Mais uma vez estacionar o carro mostrou-se um martírio e por isso mesmo tivemos que recorrer novamente a parque de estacionamento. Nem queríamos imaginar o preço, mas aquela era, definitivamente, a noite em que não iríamos ligar ao dinheiro.

As primeiras impressões, e que se viriam a confirmar, foram, na minha opinião, excelentes. Até aqui todo o luxo parecia em exagero, ou por vezes forçado, mas em St. Tropez tudo é simplesmente luxuoso. Ali não parece existir a necessidade de demonstrar o que quer que seja. As lojas tendo malas desportivas à venda a 10000€, sucedem-se como modestas lojas de bairro. A roupa, como eu gosto, sem aquele estilo Cristiano Ronaldo exagerado.

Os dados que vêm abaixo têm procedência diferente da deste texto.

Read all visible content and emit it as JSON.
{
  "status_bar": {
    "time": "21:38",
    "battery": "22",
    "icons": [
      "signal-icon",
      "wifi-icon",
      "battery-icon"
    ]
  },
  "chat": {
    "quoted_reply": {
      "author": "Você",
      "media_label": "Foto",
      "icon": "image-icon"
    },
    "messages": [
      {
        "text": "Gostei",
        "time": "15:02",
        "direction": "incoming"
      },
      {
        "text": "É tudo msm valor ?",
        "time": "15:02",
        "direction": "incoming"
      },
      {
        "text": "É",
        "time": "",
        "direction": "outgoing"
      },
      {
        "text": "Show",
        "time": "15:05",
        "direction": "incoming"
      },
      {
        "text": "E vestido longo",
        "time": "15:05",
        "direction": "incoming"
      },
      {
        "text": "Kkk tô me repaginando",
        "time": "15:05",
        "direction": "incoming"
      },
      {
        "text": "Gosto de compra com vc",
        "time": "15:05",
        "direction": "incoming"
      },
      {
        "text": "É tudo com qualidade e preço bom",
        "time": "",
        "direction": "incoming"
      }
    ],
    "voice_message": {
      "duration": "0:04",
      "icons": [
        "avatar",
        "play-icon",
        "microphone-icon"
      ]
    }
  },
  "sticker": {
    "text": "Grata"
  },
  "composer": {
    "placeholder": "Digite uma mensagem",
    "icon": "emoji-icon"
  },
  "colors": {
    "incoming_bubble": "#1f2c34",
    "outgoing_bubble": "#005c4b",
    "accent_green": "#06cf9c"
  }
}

Antes do jantar, não resistimos a beber um copo. Escolhemos o bar que nos parecia mais adequado às nossas carteiras. Com um estilo muito tropical, a decoração e o dono sugeriam caipirinhas. E assim foi, reza a história que são as mais baratas ali da zona. As bebidas estavam boas e foram uma pechincha, 7€. Quase metade do que viríamos a apagar mais tarde, noutro bar.

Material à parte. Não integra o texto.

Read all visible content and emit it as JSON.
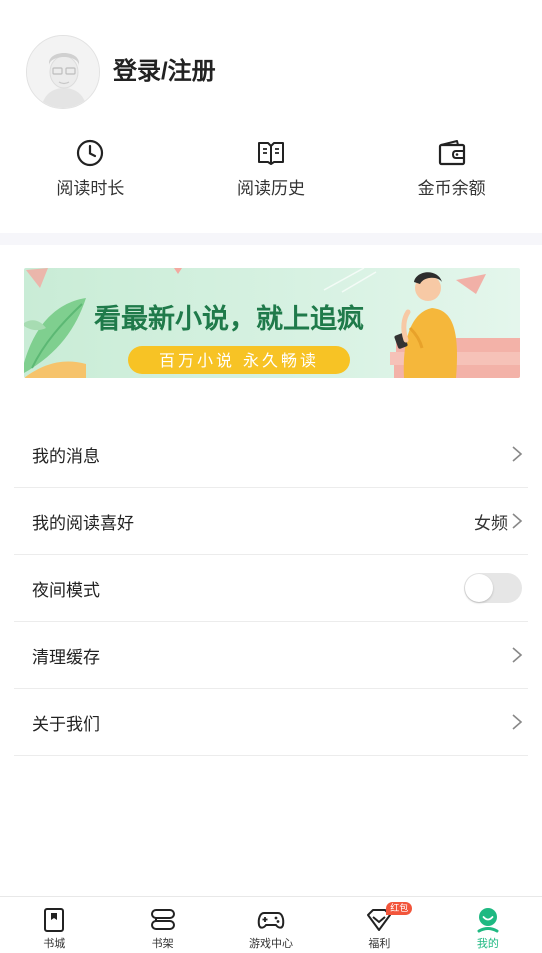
{
  "profile": {
    "login_label": "登录/注册"
  },
  "stats": [
    {
      "label": "阅读时长",
      "icon": "clock-icon"
    },
    {
      "label": "阅读历史",
      "icon": "book-icon"
    },
    {
      "label": "金币余额",
      "icon": "wallet-icon"
    }
  ],
  "banner": {
    "headline": "看最新小说，就上追疯",
    "tagline": "百万小说 永久畅读"
  },
  "menu": {
    "messages": "我的消息",
    "reading_pref": "我的阅读喜好",
    "reading_pref_value": "女频",
    "night_mode": "夜间模式",
    "night_mode_on": false,
    "clear_cache": "清理缓存",
    "about": "关于我们"
  },
  "tabs": [
    {
      "label": "书城",
      "icon": "bookstore-icon"
    },
    {
      "label": "书架",
      "icon": "bookshelf-icon"
    },
    {
      "label": "游戏中心",
      "icon": "gamepad-icon"
    },
    {
      "label": "福利",
      "icon": "gift-icon",
      "badge": "红包"
    },
    {
      "label": "我的",
      "icon": "profile-icon",
      "active": true
    }
  ],
  "colors": {
    "accent": "#1fb982",
    "badge": "#f2553b",
    "banner_text": "#1f7a4a",
    "banner_button": "#f7c325"
  }
}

Ora, estamos em França, nada melhor que ir jantar a um italiano. Saiu em conta, tendo em conta a localização. E pizza, normalmente, não tem como enganar.

Seguiu-se um passeio, apreciando os iates que faziam aqueles barquinhos ali da Marina de Vilamoura roer-se de inveja, dirigimo-nos até um bar que tinha mesmo muita pinta. E posso garantir-vos que foi o melhor onde já tive em termos de ambiente. As pessoas incrivelmente bem vestidas, as raparigas com caras de princesas, as garrafas de champagne a amontoarem-se em cima das mesas. A parte que doeu foi pagar 13€ por uma caipirinha, mas valeu a pena. Depois disto não havia mais nada a fazer, tínhamos mesmo que arriscar a entrada no Les Caves du Roy. É uma discoteca super conceituada, por onde passa a socialite durante todo o verão. As pessoas que se dirigem para lá ao mesmo tempo que nós, estão incrivelmente bem vestidas, e nós também não ficamos atrás. As senhoras chegam à porta de Audi Q7 e deixam para os seguranças estacionarem. Quatro rapazes sozinhos, a tentar lá entrar tinha tudo para dar mal. O problema acabou por ser o que nem sequer tínhamos pensado. O porteiro foi muito simpático e disse que estava tudo bem conosco, mas que era política da casa não deixar entrar ninguém de ténis, e até nos disse para irmos até ao hotel mudar, mas Nice não fica propriamente ali ao lado. Perspectivava-se uma grande noite. Lição aprendida.

St. Tropez

St. Tropez

St. Tropez (II)

St. Tropez (II)

O pior ainda estava para vir. Uma das histórias que marcou a viagem. Perdemos o ticket do estacionamento. Explicar ao segurança, que não percebia nada de outra língua que não o francês o que tinha acontecido foi muito engraçado. 50€ foi o que custou este problema. Regresso a casa, e pumba, flash para cima de nós. Muito provavelmente radar de velocidade. Carro italiano, alugado por portugueses, multado em França já devia ter dado tempo da multa chegar e isso ainda não aconteceu, felizmente.

Acho que todo o encanto que St. Tropez mostrou, prende-se não só pelo que já referi, mas pelo facto de não estar cheia de turista de excursão. E por não ser Verão, que nessa altura do ano deve ficar uma grande confusão ali para aqueles lados.